Thank you for your question. The information about the patients was presented in the renewed Table A1 (Appendix A) and Lines 427-432. Please note that the sample set was expanded (as demanded by Reviewer 1) and now contains 34 specimens. Specimens ##1-23 were used for Luminex analysis, specimens ##24-34 were used for qPCR. The clinical characteristics for the specimens used in different experiments were matched, as possible. Most of the patients included in the study had no previous history of stroke or ischemic attacks, and all plaques invariably had high % of stenosis, which was the main indication for operation, so the plaques included in the experiment may be called asymptomatic with severe stenosis. Additionally, we provided the information on the signs of cap rupture (where it was available from CT description or surgical protocols) to assess the thrombogenic potential of the plaques. As only 8 plaques showed signs of cap rupture (only 2 of them – at preliminary computed tomography) the plaques included in the study may be described as stable.

-       The discussion is specific about the experiment but vague about its possible scientific impact. What is your interpretation of the different patterns of chemokines encountered in plasma and endarterectomy plaque? What possible impact could have on future plaque studies? Since the role of the chemokines studied, I suggest discussing briefly the possible interaction between coagulation and inflammation in carotid plaques and arterial wall.  (Miceli G, Basso MG, Rizzo G, Pintus C, Tuttolomondo A. The Role of the Coagulation System in Peripheral Arterial Disease: Interactions with the Arterial Wall and Its Vascular Microenvironment and Implications for Rational Therapies. Int J Mol Sci. 2022 Nov 29;23(23):14914. doi: 10.3390/ijms232314914. PMID: 36499242; PMCID: PMC9739112.)

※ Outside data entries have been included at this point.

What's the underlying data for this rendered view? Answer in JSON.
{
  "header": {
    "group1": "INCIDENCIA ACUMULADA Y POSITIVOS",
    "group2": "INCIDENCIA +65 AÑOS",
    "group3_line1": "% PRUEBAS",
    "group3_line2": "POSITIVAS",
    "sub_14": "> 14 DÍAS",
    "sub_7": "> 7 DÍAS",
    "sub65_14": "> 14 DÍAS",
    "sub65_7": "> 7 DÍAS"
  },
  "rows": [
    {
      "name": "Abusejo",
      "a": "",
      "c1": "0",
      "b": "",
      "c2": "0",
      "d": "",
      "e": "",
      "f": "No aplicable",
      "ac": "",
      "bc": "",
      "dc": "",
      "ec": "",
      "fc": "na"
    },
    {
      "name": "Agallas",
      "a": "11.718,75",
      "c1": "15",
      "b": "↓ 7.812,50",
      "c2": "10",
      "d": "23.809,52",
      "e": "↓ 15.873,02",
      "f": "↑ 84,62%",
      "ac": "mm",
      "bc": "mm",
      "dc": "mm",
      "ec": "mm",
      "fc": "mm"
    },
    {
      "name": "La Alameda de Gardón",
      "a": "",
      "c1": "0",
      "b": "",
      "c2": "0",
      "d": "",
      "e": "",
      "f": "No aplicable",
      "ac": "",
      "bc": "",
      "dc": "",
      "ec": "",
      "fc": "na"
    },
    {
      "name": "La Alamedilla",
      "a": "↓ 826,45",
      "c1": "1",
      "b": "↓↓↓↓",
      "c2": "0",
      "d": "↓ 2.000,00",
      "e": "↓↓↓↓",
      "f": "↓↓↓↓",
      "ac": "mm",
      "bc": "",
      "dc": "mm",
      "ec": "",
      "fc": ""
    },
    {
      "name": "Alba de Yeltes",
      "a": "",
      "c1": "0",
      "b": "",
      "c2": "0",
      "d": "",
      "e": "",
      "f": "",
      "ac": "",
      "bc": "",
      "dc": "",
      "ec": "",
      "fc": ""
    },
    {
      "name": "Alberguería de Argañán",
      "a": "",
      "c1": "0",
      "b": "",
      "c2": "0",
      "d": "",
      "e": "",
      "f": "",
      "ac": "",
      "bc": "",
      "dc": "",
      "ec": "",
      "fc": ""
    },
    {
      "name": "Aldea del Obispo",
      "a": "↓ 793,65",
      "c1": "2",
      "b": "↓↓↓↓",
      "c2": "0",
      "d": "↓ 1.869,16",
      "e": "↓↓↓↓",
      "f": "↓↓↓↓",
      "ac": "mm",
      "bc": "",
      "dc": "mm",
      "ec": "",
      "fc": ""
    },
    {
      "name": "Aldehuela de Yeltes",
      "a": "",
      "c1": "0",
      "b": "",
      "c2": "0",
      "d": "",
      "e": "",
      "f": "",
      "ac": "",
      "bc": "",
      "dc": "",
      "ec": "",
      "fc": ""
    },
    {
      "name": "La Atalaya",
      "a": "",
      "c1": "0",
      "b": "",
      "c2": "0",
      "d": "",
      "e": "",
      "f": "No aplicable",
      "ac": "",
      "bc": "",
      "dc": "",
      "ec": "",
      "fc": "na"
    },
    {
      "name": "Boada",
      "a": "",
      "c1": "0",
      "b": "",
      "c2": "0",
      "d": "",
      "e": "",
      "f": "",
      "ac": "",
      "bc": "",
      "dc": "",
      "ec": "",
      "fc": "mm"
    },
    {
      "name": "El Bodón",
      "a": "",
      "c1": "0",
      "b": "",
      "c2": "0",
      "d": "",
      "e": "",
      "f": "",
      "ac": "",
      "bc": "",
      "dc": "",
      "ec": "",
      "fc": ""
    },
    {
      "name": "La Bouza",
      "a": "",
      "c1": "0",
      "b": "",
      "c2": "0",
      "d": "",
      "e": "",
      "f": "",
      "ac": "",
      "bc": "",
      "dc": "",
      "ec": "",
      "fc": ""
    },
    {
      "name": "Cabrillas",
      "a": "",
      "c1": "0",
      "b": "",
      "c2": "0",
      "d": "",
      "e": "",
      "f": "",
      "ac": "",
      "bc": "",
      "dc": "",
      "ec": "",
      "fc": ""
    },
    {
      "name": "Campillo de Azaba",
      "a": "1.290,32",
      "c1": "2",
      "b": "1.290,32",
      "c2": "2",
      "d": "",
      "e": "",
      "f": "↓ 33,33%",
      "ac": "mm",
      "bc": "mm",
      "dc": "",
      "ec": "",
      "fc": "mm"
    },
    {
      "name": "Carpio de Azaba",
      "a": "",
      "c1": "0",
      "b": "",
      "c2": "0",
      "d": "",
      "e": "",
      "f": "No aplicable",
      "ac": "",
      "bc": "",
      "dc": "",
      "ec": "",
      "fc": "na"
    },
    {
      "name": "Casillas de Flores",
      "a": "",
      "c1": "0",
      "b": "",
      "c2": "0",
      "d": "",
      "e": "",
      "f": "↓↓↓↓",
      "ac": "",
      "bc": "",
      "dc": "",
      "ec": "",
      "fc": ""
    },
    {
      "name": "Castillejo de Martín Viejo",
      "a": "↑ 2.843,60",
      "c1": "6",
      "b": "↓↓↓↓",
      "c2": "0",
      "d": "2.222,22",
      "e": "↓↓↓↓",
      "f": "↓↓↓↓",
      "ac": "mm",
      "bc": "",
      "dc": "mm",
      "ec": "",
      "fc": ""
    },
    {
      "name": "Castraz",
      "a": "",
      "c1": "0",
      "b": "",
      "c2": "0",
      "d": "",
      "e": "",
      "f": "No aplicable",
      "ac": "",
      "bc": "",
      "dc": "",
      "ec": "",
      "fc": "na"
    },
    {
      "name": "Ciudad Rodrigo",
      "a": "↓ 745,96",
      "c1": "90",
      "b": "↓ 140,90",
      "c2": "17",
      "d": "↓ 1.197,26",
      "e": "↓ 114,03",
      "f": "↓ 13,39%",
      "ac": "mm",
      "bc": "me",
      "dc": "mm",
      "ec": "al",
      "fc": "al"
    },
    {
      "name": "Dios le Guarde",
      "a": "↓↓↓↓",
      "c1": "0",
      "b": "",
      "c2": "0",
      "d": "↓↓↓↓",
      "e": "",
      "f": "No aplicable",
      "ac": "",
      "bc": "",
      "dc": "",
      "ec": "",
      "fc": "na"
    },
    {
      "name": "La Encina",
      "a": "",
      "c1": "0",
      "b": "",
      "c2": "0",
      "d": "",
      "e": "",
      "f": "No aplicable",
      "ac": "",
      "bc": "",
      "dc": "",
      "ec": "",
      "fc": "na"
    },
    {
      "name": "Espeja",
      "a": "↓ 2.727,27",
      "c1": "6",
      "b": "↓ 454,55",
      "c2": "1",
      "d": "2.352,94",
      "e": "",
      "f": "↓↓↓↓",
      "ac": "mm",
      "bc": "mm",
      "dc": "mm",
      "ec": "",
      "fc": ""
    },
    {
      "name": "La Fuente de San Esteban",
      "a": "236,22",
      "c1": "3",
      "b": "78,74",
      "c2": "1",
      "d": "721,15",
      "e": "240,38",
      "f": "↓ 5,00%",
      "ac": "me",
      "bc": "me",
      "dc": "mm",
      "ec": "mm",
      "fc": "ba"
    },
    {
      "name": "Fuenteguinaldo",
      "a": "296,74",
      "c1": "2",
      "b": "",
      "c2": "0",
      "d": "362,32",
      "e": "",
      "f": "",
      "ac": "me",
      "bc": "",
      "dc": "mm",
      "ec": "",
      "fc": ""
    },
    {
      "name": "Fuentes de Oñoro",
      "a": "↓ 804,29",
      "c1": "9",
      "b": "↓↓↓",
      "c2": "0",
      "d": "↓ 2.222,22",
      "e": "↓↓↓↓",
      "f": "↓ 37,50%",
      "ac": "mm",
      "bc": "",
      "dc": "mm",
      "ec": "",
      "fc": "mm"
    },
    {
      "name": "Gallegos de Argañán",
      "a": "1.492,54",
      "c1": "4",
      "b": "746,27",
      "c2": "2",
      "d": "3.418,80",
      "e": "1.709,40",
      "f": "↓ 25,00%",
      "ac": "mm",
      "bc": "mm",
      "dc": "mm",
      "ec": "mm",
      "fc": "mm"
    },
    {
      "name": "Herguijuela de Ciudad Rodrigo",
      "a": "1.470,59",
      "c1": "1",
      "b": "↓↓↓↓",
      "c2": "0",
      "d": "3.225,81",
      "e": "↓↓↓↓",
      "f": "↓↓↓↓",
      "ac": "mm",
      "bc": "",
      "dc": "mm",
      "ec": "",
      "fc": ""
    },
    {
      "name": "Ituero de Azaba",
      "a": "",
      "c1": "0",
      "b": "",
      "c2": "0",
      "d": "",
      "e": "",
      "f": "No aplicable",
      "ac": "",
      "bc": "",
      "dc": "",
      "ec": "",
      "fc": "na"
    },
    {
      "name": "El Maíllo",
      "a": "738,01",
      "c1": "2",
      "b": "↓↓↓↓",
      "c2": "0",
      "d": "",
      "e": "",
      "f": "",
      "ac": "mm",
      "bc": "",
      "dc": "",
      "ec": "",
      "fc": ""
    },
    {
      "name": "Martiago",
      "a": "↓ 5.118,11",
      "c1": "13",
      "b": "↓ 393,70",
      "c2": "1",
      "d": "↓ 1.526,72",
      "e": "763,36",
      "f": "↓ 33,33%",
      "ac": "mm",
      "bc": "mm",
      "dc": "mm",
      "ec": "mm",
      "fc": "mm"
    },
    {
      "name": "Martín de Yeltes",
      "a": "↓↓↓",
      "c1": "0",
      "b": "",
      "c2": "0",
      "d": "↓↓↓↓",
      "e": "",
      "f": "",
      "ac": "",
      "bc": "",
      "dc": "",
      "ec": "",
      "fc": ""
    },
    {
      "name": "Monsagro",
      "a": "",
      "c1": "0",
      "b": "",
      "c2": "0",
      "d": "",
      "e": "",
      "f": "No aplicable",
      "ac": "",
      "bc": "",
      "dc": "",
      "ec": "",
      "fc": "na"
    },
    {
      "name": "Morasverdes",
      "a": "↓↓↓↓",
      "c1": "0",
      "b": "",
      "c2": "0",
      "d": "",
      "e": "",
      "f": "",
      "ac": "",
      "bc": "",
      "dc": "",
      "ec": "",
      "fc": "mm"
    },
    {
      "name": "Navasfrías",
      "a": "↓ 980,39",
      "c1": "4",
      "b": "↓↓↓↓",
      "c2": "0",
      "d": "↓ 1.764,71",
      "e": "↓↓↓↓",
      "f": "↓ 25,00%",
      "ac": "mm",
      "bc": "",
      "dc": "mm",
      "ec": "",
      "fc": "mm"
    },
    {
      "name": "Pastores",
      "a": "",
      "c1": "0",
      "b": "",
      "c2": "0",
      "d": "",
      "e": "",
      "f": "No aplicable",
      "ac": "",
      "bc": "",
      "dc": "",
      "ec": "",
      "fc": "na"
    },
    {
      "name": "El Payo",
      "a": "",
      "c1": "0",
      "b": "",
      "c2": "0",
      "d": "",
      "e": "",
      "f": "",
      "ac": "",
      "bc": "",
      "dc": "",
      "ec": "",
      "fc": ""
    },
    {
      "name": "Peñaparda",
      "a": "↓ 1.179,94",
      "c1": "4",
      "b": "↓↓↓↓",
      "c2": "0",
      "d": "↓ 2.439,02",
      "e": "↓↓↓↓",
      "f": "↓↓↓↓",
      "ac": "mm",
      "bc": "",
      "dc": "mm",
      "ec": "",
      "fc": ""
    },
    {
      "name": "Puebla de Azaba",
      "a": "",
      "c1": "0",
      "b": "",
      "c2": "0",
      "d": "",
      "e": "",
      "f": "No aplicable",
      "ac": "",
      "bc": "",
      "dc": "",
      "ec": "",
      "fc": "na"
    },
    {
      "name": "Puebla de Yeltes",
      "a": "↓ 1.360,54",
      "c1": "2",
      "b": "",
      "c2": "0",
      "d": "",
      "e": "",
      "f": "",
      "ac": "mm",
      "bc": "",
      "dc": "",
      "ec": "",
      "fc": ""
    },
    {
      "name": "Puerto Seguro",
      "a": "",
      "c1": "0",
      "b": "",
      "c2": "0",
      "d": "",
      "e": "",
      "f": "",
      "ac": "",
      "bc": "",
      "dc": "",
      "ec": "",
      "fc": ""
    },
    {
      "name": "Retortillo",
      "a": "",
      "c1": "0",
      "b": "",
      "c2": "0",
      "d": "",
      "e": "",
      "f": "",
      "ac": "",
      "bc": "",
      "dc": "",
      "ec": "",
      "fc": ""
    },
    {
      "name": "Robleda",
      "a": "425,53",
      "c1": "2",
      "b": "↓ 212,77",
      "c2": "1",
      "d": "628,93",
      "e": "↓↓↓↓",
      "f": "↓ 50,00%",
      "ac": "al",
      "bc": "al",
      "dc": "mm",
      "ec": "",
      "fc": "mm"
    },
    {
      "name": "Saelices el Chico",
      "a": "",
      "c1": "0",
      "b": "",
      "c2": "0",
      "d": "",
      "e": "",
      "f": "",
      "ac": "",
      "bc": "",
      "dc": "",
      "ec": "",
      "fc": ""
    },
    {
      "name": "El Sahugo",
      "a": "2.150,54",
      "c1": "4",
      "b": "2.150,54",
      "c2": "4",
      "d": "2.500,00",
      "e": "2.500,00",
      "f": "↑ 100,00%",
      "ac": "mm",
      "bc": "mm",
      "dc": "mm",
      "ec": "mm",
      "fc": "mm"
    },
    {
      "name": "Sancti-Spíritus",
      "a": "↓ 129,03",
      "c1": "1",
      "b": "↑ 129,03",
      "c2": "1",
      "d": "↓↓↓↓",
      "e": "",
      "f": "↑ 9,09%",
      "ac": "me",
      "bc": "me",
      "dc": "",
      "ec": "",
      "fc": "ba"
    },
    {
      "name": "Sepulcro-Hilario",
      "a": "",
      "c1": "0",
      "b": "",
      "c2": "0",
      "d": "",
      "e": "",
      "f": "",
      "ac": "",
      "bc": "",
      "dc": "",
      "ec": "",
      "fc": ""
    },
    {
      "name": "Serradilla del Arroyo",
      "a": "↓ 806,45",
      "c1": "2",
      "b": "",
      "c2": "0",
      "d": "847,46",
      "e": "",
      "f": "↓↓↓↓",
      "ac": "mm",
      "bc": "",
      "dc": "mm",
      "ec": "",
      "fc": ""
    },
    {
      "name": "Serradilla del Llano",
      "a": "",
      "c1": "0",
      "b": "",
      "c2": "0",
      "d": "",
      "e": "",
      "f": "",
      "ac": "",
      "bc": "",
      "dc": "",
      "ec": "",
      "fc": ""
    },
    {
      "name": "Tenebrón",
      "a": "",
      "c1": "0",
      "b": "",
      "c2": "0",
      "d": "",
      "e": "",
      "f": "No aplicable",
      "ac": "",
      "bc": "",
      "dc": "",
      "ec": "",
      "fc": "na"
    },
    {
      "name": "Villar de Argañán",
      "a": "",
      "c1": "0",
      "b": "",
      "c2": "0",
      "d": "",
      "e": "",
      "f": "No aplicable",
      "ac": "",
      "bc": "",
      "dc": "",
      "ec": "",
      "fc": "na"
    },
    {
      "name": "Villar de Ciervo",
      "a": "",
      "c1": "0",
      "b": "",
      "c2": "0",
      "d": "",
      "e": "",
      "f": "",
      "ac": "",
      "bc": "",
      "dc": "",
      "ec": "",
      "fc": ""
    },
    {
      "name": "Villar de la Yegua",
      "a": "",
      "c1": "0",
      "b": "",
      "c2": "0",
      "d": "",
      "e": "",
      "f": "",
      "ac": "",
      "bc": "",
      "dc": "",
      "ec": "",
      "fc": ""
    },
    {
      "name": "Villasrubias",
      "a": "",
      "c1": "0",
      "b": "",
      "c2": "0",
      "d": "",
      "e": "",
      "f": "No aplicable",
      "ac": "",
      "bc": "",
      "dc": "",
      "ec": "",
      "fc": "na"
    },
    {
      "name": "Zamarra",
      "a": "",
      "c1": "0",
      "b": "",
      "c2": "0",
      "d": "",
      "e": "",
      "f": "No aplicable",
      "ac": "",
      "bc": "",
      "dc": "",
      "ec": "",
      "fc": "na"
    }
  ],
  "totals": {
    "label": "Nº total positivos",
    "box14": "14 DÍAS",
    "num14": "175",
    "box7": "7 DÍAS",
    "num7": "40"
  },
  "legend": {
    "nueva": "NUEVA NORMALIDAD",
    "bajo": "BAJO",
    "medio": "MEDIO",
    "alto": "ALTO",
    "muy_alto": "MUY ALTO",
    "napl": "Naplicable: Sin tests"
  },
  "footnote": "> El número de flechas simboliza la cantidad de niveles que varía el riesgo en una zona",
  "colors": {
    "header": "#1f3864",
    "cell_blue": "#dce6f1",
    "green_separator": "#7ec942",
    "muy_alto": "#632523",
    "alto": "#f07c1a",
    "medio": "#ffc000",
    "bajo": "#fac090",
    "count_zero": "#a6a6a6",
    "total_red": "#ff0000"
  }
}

We thank the Reviewer for the suggestion. A paragraph (Lines 341-364) was added to describe the most interesting findings and their impact on the future studies. The main point is that the capacity of the plaque-produced cytokines to enter circulation has been insufficiently addressed so far. And the systemic blood plasma estimations, that are fairly popular, fail to address the local signaling pathways in full. All the major atherogenic cytokines (except, probably, CCL2) that represent the most interesting potential therapeutic targets are poorly represented in plasma and to assess their validity - ex vivo detection in plaque tissue must be employed. The methods of such detection may include ex vivo secretion assays by tissue explants, as we show with some additional testing. As we specifically focused on CX3CL1 and CCR5 ligands in this study, we were very interested in the differential representation of CCL5 and CCL3/CCL4, with CCL5 being out in free circulation and very moderately produced by the plaque and CCL3 being inside the plaque (specifically produced by macrophages) as well as CCL4 (produced by macrophages and T cells alike). As we mention in Line 377 – this implies different sources of these ligands to one receptor and their differential roles in atherogenesis.

Please, find the amended manuscript attached.

Round 2

Reviewer 1 Report

Comments and Suggestions for Authors

The authors have carried out additional experiments and have improved the manuscript. I have no further comments.

Reviewer 2 Report

Comments and Suggestions for Authors

Thank you for your response. I do not have any other comments.